My key intention as a Doula then would be to help women prepare psychologically for pregnancy, birth, and motherhood by helping them process their emotions and addressing any myths they may have learned about the nature of childbirth through the media, from relatives, and friends. I would ensure that they are aware of their choices in maternity care and help them uncover and navigate through what they intuitively feel is right for them and their family. Because I will not be tied to any one establishment, being hospital, birth center, or any particular association, the information given will be as close to unbiased as I can offer since there is no hidden agenda to the advice given.

This would be attained via group informational workshops and private therapy sessions that focus on working through psychological barriers in attaining satisfying births to allow women to make informed decisions based on current research in maternity care and traditional women’s wisdom. I would provide local resources for locating desired caregivers and birthing supplies, as well as direct them to additional workshops that may benefit them.

As part of my unique services, I would offer accompaniment to prenatal visits with chosen caregivers, ensuring that their right to informed choice is being properly presented and follow up by assuaging any apprehensions they may have about their care that was not adequately addressed. When accompanying women during their actual labours, I aim to protect their birthing choices from the politics surrounding the maternity field by allowing them space to make informed decisions before/during/and after labour by smoothing the way for a positive experience regardless of its unfolding. I would offer consistent post-partum care as well, ensuring that women process any residual negative feelings from their births to prevent PPD and help them move into a healthy state of mind to mother in by helping them learn to accept the variety of birth outcomes with grace.

A side project I would like to manage as well is facilitate a positive community of women through the creation of an online forum for mothers to browse and pose questions and get woman-to-woman support throughout their pregnancies and beyond. I would also like to utilize my artistic abilities and provide workshops for belly-casting, birth art, and conduct blessingways.

Some of the skills I would need to accrue in order to provide this level of care to my patrons involves the independent study of alternative therapies and collecting specific certifications such as:

*Lactation consultant: breastfeeding peer counselor and educator, as well as alternative infant feeding support (SNS, wet nursing, formula supplementation) and offer safe bottle-feeding techniques.
*Infant and Adult CPR
*Optimal Fetal Positioning Techniques, Positions, and Exercises
*Massage Therapy
*Herbal Remedies for pregnancy and childbirth
*Placenta Encapsulation
*Nutrition for Pregnancy
*Reiki attunement

Post-Secondary Education Courses/Programs of Interest:
*Reproductive physiology
*Mammalian Physiology
*Sociological Approaches to Health, Illness and Medicine
*Critical Appraisal and Evaluation of Health Research
*History of Health Care
*Biological Foundations of Behaviour
*Human Sexual Behaviour
*Psychosocial Aspects of Health
*Gender, Identity and Embodiment
*Psychology of Women
*Family systems, trauma theory, grief counseling
*Trauma/Addiction Recovery Studies Program
*Socio-anthropology of the Family

*This is by no means a comprehensive list.
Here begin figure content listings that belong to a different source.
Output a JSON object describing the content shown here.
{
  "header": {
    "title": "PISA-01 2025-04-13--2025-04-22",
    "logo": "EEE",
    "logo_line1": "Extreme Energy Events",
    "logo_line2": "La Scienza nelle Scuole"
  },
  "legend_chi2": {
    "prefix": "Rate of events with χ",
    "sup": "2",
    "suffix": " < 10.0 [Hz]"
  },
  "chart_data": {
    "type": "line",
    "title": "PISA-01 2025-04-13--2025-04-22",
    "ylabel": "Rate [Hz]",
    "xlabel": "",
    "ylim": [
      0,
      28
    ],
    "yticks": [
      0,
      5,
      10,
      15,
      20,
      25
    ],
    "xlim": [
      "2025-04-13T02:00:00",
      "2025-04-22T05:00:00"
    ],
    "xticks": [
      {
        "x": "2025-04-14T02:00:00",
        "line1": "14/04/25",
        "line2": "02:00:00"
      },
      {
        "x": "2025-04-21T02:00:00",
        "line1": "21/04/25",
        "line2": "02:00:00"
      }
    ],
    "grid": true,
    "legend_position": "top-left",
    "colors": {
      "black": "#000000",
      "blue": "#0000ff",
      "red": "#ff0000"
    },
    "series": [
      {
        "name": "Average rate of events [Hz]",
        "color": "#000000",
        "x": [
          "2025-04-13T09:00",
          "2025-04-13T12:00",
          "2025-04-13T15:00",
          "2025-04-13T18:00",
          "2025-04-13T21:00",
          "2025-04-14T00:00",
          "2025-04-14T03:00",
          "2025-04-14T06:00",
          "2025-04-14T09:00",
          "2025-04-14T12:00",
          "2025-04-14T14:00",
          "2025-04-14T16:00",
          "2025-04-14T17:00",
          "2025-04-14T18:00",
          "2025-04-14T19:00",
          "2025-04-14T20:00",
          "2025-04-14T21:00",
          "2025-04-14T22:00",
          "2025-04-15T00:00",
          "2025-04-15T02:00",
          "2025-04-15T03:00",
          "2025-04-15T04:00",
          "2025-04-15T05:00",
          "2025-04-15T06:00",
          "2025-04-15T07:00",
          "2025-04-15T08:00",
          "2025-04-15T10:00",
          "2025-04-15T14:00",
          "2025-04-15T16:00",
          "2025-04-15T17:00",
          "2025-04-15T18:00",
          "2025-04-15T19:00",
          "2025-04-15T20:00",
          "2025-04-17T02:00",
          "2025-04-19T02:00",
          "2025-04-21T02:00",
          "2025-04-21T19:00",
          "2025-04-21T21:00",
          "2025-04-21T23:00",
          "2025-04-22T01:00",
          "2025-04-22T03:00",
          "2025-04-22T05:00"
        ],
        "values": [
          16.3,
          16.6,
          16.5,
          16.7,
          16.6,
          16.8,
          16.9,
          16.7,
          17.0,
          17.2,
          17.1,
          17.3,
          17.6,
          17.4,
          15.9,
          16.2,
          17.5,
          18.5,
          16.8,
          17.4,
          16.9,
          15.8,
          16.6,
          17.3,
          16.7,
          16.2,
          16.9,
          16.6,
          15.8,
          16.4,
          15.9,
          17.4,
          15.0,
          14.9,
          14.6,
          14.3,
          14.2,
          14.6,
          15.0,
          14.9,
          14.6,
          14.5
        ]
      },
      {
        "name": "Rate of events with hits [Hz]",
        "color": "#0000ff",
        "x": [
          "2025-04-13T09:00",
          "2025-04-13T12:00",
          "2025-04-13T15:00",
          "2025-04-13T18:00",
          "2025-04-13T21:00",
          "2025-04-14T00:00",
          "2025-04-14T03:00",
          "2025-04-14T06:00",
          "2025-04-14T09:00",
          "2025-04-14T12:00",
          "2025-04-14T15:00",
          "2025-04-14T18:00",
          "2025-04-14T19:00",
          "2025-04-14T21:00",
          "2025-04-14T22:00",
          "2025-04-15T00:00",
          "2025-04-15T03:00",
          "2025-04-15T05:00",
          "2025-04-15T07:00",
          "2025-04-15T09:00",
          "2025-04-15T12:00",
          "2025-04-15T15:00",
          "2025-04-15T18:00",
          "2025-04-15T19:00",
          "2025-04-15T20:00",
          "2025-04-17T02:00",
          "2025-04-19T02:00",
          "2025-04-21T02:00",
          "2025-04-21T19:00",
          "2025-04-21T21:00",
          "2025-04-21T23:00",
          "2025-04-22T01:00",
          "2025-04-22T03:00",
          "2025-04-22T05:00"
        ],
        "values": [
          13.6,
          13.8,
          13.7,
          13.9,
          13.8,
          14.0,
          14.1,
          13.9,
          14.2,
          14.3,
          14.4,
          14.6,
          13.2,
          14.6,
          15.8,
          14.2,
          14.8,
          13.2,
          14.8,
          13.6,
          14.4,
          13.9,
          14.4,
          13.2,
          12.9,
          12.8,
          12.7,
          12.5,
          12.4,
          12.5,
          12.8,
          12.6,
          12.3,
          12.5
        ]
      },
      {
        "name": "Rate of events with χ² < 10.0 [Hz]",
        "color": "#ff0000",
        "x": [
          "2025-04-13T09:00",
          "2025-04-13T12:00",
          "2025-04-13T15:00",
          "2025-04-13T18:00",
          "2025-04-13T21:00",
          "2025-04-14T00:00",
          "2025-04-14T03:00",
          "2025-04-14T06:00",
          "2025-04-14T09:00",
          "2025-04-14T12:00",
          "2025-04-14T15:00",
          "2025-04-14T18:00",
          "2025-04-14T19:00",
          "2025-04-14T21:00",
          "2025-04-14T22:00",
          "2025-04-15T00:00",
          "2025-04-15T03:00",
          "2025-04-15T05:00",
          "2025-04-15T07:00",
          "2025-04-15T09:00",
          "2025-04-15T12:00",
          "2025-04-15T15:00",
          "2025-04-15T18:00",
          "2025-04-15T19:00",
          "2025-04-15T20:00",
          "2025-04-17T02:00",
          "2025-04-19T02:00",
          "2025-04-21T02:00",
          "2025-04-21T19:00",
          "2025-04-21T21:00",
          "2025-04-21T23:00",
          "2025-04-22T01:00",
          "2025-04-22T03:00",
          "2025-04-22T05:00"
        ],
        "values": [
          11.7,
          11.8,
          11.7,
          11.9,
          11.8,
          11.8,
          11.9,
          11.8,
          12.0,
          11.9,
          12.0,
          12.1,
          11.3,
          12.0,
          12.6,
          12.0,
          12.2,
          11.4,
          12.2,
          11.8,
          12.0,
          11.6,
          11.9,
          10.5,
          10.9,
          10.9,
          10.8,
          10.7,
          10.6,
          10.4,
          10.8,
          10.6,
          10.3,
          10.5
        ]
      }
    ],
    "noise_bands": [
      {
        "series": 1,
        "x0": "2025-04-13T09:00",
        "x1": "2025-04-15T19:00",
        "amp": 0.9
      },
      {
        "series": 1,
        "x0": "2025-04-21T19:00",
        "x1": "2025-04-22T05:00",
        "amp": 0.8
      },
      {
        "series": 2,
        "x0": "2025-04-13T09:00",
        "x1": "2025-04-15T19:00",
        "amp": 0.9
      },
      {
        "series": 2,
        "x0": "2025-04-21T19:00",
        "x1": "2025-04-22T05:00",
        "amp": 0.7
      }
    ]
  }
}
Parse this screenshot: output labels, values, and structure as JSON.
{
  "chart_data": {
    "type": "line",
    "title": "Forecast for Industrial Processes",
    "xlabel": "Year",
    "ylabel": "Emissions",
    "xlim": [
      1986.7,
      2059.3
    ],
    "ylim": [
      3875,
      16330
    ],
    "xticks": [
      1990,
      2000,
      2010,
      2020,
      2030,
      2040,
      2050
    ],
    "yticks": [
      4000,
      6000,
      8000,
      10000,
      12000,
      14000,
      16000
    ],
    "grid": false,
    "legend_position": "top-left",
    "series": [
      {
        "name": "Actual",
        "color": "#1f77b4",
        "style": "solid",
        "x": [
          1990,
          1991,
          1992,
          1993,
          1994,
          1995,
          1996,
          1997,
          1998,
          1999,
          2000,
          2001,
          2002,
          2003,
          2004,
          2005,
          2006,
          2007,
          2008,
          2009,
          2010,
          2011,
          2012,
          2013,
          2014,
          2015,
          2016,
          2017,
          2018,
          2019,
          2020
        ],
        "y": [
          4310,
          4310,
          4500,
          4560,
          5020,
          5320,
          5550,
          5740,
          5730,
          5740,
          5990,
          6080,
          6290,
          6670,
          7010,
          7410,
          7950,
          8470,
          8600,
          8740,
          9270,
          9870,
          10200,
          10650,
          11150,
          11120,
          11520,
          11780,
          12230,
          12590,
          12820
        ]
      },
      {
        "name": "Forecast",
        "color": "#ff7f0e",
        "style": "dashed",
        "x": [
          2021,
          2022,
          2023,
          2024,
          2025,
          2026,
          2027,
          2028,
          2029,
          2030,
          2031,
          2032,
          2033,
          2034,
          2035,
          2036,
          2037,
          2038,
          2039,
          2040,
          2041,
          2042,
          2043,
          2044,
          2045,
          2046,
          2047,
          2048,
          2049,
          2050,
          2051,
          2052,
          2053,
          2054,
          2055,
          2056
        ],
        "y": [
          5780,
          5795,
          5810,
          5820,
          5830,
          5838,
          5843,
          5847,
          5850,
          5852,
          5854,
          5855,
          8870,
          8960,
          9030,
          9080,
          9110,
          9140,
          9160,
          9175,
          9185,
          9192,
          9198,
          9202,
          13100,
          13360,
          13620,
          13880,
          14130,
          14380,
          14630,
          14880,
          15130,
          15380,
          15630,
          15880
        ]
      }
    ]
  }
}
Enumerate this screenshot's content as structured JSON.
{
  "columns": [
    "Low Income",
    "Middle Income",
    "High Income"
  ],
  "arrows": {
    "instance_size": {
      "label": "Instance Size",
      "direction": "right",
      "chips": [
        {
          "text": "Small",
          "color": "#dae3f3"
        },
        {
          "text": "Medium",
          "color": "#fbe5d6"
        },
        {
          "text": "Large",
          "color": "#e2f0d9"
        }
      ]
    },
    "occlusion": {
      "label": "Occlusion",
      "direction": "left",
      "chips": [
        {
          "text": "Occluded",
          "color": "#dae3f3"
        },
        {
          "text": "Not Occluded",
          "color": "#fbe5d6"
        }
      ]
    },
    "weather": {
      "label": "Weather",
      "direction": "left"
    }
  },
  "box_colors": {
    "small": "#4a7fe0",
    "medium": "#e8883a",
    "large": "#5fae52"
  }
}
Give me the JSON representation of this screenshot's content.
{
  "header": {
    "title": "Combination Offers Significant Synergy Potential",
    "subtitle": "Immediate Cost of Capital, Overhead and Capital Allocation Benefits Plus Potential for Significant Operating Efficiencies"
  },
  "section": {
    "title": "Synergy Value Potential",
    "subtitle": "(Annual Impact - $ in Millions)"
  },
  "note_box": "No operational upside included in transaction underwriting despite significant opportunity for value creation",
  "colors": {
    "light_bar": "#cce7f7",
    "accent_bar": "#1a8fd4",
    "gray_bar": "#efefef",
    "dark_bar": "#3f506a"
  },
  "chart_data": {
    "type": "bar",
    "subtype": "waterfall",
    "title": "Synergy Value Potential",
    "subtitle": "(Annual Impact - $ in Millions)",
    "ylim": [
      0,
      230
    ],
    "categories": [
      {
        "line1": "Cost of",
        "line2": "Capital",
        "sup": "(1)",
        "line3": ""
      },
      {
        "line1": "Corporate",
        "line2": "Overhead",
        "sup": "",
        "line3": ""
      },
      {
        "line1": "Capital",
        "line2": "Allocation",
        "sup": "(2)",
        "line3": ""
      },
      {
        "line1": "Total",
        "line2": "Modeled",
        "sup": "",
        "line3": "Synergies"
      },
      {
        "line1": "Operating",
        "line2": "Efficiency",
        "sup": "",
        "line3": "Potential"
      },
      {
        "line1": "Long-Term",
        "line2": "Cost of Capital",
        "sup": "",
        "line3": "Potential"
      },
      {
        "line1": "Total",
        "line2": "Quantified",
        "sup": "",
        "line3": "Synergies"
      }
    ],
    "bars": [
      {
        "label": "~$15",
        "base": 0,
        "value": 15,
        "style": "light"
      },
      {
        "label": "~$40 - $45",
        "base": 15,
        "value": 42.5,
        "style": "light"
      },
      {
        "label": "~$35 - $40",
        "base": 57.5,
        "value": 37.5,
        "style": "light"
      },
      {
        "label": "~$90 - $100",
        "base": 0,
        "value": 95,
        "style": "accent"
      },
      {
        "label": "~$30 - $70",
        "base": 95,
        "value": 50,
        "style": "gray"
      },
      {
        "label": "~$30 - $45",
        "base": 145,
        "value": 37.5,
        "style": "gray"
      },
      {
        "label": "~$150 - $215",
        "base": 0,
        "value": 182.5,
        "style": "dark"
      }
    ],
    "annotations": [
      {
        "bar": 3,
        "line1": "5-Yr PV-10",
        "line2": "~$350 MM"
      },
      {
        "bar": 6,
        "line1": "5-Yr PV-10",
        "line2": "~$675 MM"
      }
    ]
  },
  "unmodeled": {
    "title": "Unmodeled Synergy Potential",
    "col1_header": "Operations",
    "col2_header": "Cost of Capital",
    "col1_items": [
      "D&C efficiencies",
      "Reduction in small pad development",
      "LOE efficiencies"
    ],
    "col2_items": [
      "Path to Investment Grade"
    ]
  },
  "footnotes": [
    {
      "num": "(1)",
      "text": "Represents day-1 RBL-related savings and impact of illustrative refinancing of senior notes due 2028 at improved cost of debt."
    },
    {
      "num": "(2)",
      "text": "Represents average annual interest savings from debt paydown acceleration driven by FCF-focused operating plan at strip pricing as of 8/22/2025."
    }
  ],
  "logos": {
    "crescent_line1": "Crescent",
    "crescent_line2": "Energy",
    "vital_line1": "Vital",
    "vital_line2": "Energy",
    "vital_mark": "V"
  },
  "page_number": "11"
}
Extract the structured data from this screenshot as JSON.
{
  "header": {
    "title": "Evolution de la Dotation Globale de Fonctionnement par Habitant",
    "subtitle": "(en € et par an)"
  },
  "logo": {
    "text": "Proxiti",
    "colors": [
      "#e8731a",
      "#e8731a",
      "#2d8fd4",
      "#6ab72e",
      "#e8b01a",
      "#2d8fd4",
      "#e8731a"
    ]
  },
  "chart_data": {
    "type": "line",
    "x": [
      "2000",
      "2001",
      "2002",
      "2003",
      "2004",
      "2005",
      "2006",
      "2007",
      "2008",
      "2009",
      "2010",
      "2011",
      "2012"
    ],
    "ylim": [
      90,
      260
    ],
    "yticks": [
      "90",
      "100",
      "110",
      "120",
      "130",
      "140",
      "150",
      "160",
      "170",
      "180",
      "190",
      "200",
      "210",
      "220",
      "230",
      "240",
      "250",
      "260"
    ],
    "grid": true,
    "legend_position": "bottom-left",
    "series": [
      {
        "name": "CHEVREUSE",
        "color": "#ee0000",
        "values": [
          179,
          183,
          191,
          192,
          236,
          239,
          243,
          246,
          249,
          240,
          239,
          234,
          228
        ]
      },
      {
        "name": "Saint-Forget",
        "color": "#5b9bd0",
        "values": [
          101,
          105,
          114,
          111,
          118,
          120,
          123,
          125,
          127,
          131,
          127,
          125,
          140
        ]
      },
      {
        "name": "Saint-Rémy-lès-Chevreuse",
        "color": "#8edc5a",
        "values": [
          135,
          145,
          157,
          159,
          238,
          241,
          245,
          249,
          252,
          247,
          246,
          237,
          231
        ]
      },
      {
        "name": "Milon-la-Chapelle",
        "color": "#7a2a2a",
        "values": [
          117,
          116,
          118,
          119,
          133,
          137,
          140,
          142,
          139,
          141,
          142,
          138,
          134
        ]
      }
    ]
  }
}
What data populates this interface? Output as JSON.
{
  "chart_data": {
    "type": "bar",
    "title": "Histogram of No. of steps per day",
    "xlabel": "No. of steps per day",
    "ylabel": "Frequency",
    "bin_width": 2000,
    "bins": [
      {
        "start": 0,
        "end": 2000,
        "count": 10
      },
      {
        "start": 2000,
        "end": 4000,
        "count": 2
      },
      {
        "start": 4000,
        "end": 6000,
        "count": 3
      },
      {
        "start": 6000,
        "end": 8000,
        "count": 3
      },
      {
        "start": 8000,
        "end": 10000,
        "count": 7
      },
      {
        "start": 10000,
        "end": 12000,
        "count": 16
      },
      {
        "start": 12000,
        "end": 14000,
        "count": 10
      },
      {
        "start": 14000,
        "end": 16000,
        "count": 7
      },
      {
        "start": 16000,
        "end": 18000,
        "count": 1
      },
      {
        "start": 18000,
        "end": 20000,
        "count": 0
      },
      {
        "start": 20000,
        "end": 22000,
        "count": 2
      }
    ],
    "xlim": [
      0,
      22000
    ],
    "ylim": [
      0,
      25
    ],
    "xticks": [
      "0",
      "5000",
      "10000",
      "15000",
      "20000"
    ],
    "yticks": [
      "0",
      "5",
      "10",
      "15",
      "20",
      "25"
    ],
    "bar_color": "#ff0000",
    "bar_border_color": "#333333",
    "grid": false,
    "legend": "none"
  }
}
Professional education is an ongoing process which also involves attending conferences, workshops, and a plethora of other informational sessions that do not provide any certification but simply expand the knowledge base.*

I’m quite excited about the prospect of turning my passion for all things related to pregnancy and motherhood to something I can tangibly influence in other’s lives in a positive way. I am especially drawn to helping young mothers who are more at risk for unnecessary interventions and lack of adequate support. In a few years from now, after my children are less dependent on me, I will be ready to truly don the mantle of Doula. Until then, I will continue my independent studies and slowly amass different certifications as I can take them.

Have you ever been drawn to a particular vocation? How did you go about it? How do you feel about your progress?